After all, if Donald Trump would have won, ISIS would be defeated by the second Tuesday in February. To stop that they send in Khizr Khan, the gleaner the world awaited, to remind us that gentleness, like violence, is not unique to any particular religion, and that neither is evil.
Tie Rod thinks that sooner or later they will have to do away with nations and let the Middle East and maybe everywhere go back to having tribes in tribal areas. His life is now at risk because some Muslims read their bible different from some other Muslims. That, and the fact that the internet has put the most dangerous information possessed by mankind in the easy reach of all the religious fanatics.
Tie Rod calls that a worldwide globe job, and recommends that the internet be shut down immediately and forbidden. He remembers reading somewhere about partaking of the tree of knowledge and how it screws up Eden. He dreams of peace and a Peshmerga v. Kurd soccer game.
Tie Rod and Slemp and dozens of other mountain folk took to their beds and like to have never got over the death of Ralph Stanley, the true voice of the mountains.
Melvin Goins’ passing may kill them both. After all, these two once got in a fist fight arguing whether Del McCoury or Gustav Dudamil was the best band leader.
Stanley traveled millions of miles taking the old music of the mountains to the world, and when he opened his mouth to sing, you could hear every inch of it. Primitive, Old Regular, and Freewill Baptist sounds, rhythms on the banjo which go back to just north of the Gambia River, fiddling from our Irish and Scotch ancestors, put to the poetry of one of the most underrated poets in American history — Carter Stanley.

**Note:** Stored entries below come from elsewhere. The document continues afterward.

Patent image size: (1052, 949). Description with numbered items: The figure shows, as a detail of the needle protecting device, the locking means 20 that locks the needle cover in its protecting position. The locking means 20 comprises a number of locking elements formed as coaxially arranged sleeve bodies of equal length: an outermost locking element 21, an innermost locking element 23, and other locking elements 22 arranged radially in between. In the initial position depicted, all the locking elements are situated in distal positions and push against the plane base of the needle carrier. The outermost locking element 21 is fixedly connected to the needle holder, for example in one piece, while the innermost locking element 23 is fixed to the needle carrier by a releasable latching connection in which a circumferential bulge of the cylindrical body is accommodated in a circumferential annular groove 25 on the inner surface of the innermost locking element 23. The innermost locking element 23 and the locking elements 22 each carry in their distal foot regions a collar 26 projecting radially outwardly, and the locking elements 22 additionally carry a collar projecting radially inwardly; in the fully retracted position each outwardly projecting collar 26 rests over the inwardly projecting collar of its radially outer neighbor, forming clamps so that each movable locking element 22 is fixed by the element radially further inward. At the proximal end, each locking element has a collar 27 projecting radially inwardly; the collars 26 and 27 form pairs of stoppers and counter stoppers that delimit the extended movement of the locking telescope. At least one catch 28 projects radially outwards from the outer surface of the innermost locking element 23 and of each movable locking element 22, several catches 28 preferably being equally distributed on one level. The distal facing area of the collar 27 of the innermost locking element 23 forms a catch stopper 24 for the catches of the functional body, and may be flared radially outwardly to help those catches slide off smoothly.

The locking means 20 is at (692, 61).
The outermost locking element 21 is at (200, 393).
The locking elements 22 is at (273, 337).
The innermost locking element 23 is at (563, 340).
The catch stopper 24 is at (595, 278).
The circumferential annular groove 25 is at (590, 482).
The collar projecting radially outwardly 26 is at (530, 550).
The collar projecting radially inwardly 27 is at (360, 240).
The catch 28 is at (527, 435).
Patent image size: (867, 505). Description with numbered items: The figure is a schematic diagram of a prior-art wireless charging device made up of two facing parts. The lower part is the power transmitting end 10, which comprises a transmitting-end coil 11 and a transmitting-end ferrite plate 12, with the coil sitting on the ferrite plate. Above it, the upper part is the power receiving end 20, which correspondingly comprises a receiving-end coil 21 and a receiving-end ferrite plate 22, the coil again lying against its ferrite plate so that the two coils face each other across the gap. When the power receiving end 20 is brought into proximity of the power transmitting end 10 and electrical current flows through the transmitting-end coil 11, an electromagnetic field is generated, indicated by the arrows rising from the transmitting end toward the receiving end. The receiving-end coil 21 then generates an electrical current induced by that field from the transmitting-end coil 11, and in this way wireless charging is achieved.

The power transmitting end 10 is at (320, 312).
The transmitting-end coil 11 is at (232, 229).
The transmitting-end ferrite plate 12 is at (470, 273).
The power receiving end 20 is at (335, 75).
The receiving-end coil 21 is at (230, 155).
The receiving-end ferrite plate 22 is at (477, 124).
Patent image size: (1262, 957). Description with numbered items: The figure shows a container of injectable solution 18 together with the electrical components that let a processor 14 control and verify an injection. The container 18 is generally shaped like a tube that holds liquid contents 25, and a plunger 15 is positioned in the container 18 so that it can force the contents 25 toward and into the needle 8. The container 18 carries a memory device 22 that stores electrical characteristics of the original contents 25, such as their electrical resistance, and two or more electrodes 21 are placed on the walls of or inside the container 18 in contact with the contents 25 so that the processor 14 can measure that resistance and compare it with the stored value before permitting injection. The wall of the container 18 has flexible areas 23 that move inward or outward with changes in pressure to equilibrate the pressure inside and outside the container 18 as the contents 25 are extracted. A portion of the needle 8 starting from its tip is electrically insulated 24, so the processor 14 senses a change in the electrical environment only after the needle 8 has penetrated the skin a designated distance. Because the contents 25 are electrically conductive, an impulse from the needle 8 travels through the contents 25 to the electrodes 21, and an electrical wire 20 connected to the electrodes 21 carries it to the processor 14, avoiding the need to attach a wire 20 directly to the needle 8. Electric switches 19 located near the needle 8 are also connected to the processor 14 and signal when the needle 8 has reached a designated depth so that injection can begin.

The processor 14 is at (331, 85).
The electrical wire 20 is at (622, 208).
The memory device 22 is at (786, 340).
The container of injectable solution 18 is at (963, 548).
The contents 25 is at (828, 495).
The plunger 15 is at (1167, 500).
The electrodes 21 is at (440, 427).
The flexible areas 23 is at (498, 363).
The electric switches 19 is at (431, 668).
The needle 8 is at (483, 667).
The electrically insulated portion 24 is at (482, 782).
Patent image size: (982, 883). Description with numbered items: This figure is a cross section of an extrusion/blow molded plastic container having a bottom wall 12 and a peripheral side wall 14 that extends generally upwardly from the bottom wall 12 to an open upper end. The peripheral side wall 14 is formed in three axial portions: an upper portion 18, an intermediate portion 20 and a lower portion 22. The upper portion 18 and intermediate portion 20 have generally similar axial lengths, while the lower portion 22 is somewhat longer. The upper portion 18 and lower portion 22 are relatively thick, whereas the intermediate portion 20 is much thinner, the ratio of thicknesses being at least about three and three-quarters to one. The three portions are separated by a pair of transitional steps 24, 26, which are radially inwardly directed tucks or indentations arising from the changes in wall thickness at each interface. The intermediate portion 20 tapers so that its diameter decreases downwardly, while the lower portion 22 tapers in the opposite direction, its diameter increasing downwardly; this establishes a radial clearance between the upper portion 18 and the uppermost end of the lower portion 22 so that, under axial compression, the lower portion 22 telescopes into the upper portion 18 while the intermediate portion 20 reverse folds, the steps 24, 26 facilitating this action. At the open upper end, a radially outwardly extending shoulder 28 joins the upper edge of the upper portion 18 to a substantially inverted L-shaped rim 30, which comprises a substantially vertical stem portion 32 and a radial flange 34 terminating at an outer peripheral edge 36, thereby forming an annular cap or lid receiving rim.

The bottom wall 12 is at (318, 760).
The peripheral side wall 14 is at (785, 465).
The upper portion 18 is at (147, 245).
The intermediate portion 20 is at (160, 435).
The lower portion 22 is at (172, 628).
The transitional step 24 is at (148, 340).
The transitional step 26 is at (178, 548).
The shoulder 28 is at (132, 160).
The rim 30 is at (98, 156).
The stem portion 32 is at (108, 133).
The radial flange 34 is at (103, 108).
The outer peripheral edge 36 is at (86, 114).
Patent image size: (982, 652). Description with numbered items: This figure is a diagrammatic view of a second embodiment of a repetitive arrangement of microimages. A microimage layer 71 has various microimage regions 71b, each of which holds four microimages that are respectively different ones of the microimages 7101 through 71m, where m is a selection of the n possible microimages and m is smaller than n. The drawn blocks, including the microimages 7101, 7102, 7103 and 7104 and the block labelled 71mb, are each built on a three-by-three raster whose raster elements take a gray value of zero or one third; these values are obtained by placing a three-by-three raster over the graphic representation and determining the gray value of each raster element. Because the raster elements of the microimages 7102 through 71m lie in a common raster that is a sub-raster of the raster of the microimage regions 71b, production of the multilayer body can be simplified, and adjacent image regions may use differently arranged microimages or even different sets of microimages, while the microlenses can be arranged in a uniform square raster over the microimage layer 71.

Instead of listening to poets recite and wave their hands, Tie Rod and Slemp listened to the Stanley Brothers, or merely the Stanley brother, singing “Riding tonight in a high cold wind, on the trail of the old Lonesome Pine,” followed by a ‘G’ run. Whiskey-driven music.
Toward the end, Tie Rod and Slemp had to share Ralph Stanley with the world. They were proud, but hated to lose him. Before that, Ralph was sort of a private thing that the people of Eastern Kentucky and the suburbs of Eastern Kentucky kept to themselves.
They watched as fake hillbillies like Jim Lauderdale diluted the powerful music of the Stanleys. Give Tie Rod and Slemp power over smooth any day. It tickles them that some of the more recent Bluegrass bands are crossing back.